Acer's recent foray into the DIY discrete graphics card market coincided with Intel's modern entry. The former launched an introductory Predator BiFrost model based on latter's flagship Arc A770 GPU, complete with a custom cooling solution and factory overclock. It may not be Acer's last, either. Rumor has it that Acer is expanding its resale GPU lineup with AMD Radeon RX 7000 models on tap.

Details are rather sparse and sketchy, but if true, Acer's expansion would be a big win for AMD and a notable loss for NVIDIA. Part of what's interesting here is that NVIDIA already lost a major hardware partner in EVGA, which abruptly (and shockingly) exited the GPU business altogether right before the launch of the GeForce RTX 40 series.

The story of the long-term impact on NVIDIA's bottom line has yet to be written. What can be said, however, is that EVGA's departure created a void and an opportunity for another manufacturer to step in and take its place as NVIDIA's right-hand man, so to speak. Acer is apparently not interested in that role, though again, this is all just a rumor at this point.

It originates from a post on the BoardChannels forum in China. We were unable to register for direct access to the forum post, but the folks at Videocardz took a screenshot of the translated text, shown above. It's a rough translation from our reading, but the gist of the post is that Acer wants to become a more serious player in the DIY discrete graphics card market, and will focus on Intel and AMD models for the time being.

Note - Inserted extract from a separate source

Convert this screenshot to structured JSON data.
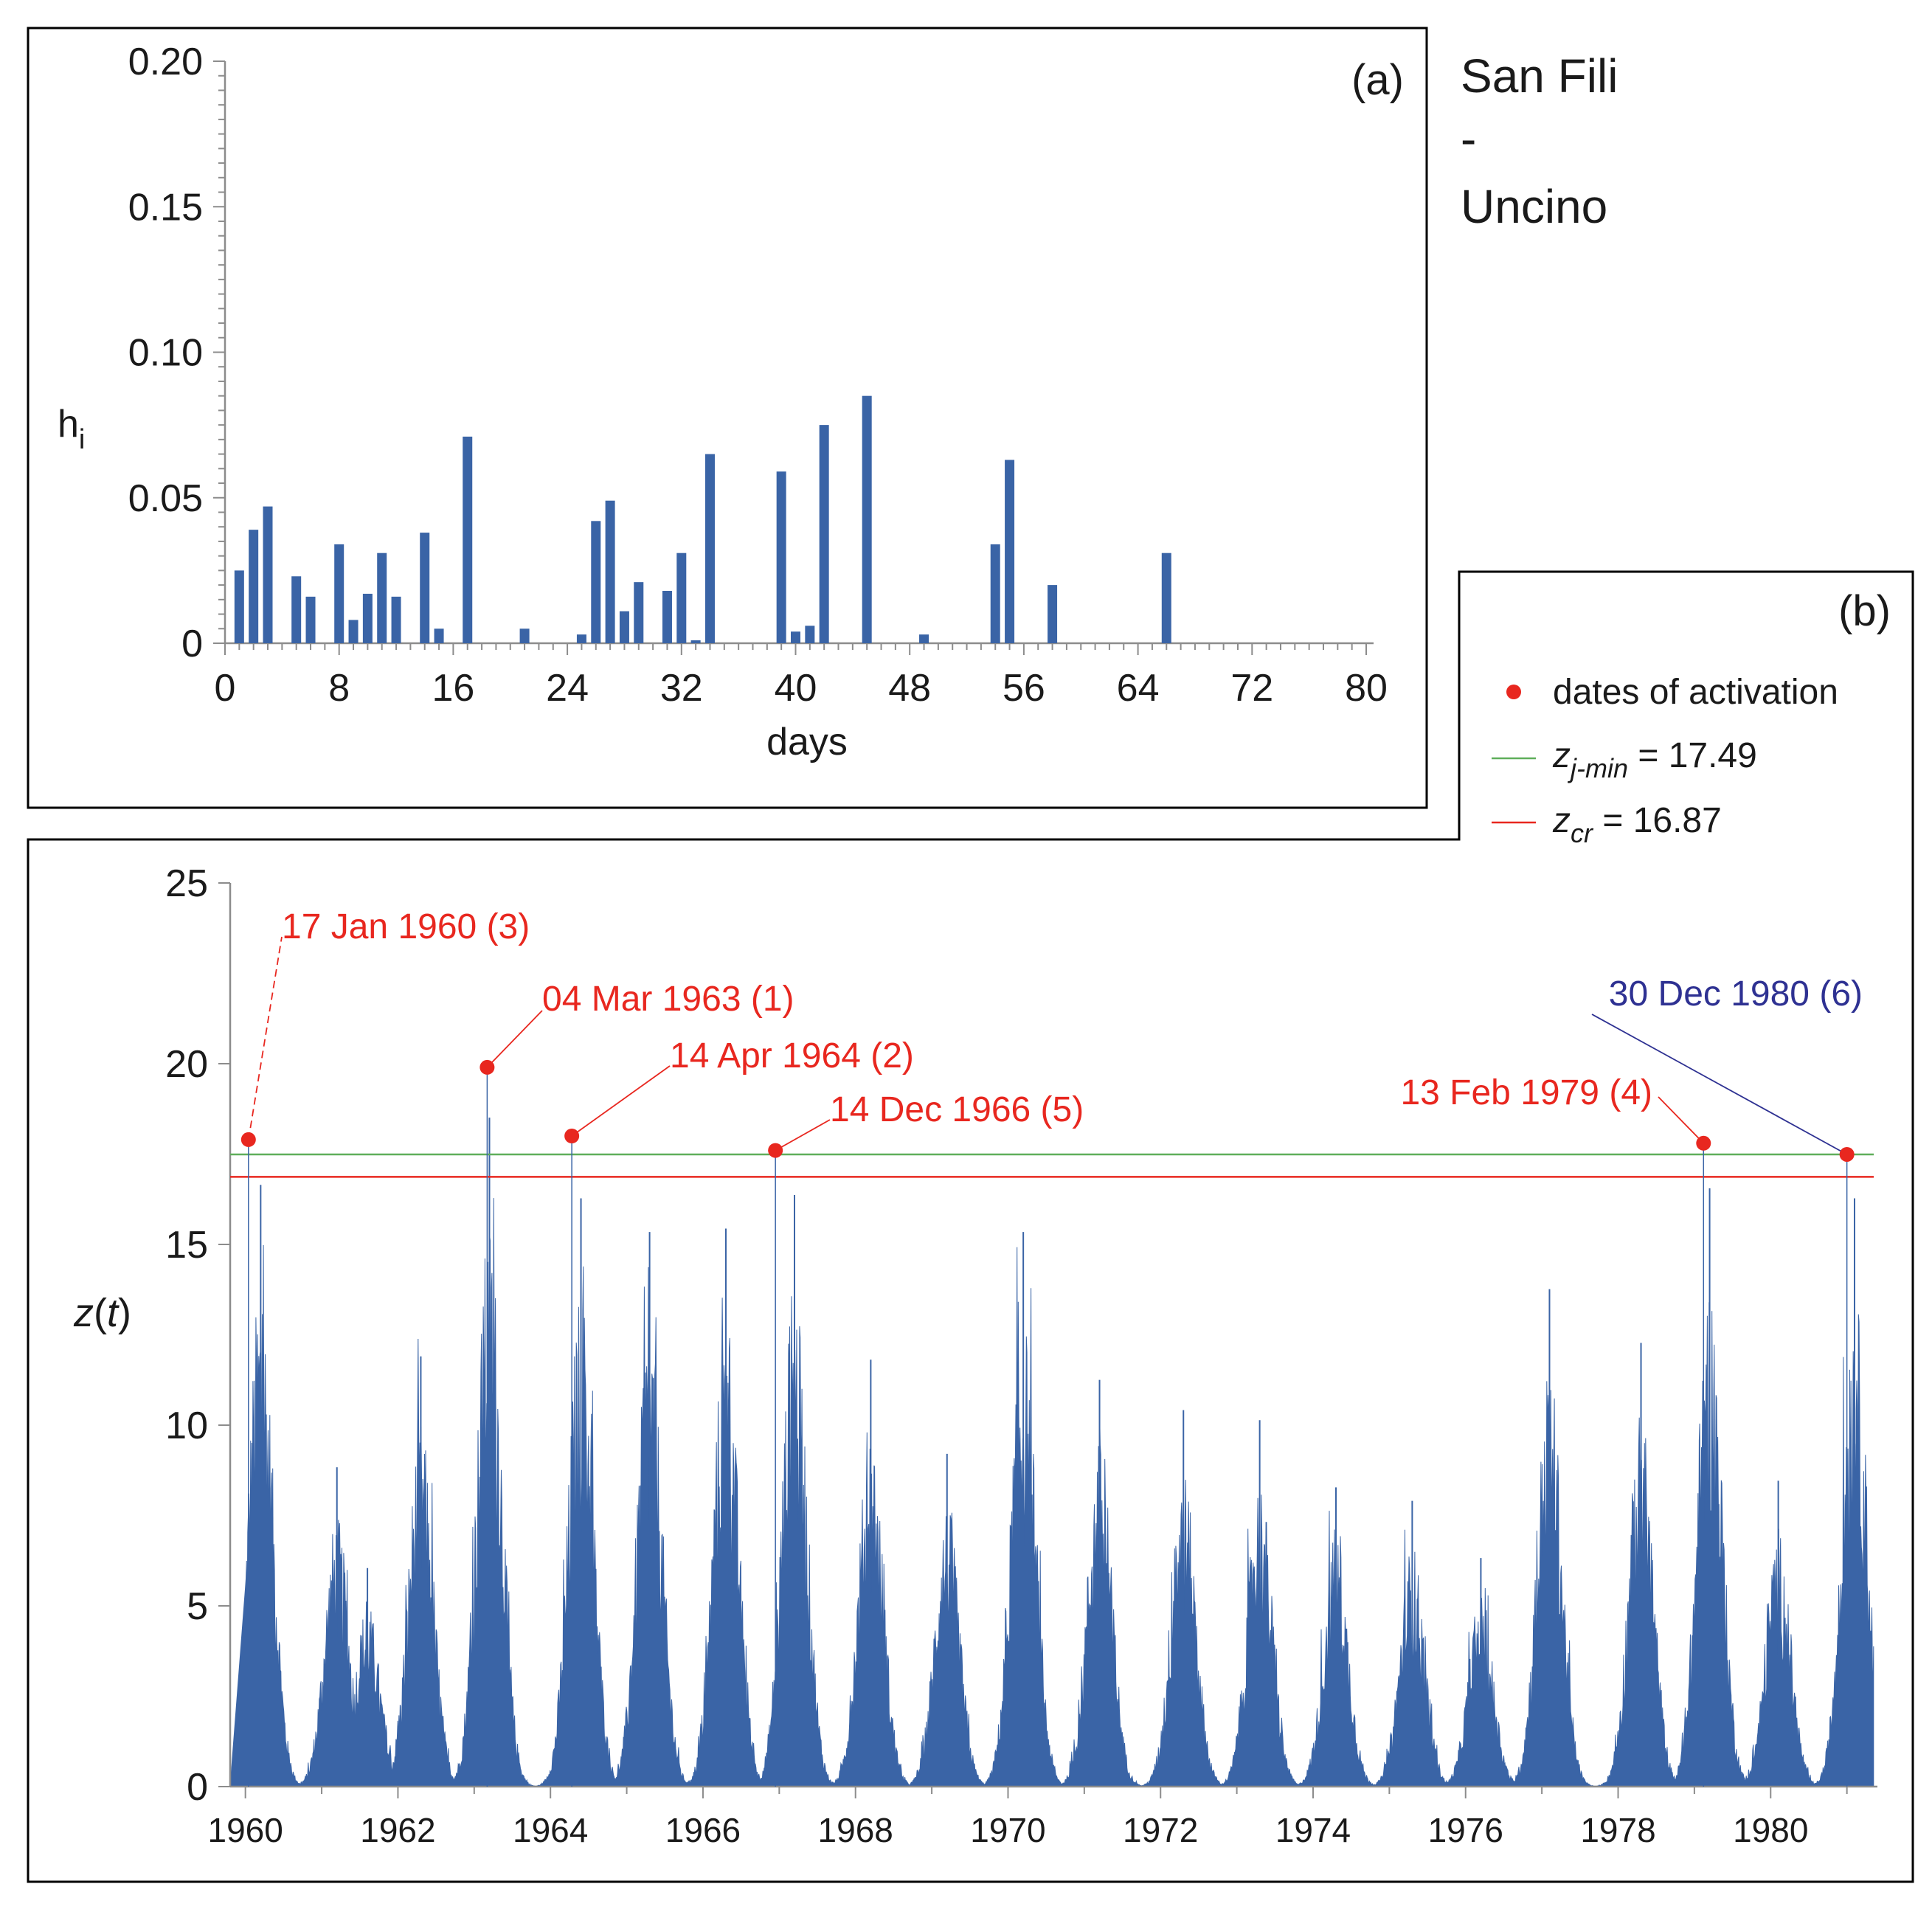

As things stand, Acer offers two DIY graphics cards in its lineup—one is the aforementioned Predator BiFrost Arc A770 OC, and the other is a Predator A380 model without the BiFrost branding or fancier cooling solution. That said, this isn't completely new territory for Acer. In addition to its recent DIY models, Acer has been making discrete cards for its prebuilt Predator gaming PCs for years.

Focusing on the DIY market is the next logical step. EVGA's departure doesn't really mean there's less competition. It only made cards based on NVIDIA's GPUs, but given Acer's brand recognition, there's an opportunity to carve out a sizable piece of the pie. And who knows, the added competition could potentially help keep prices in check, though we'll have to wait and see.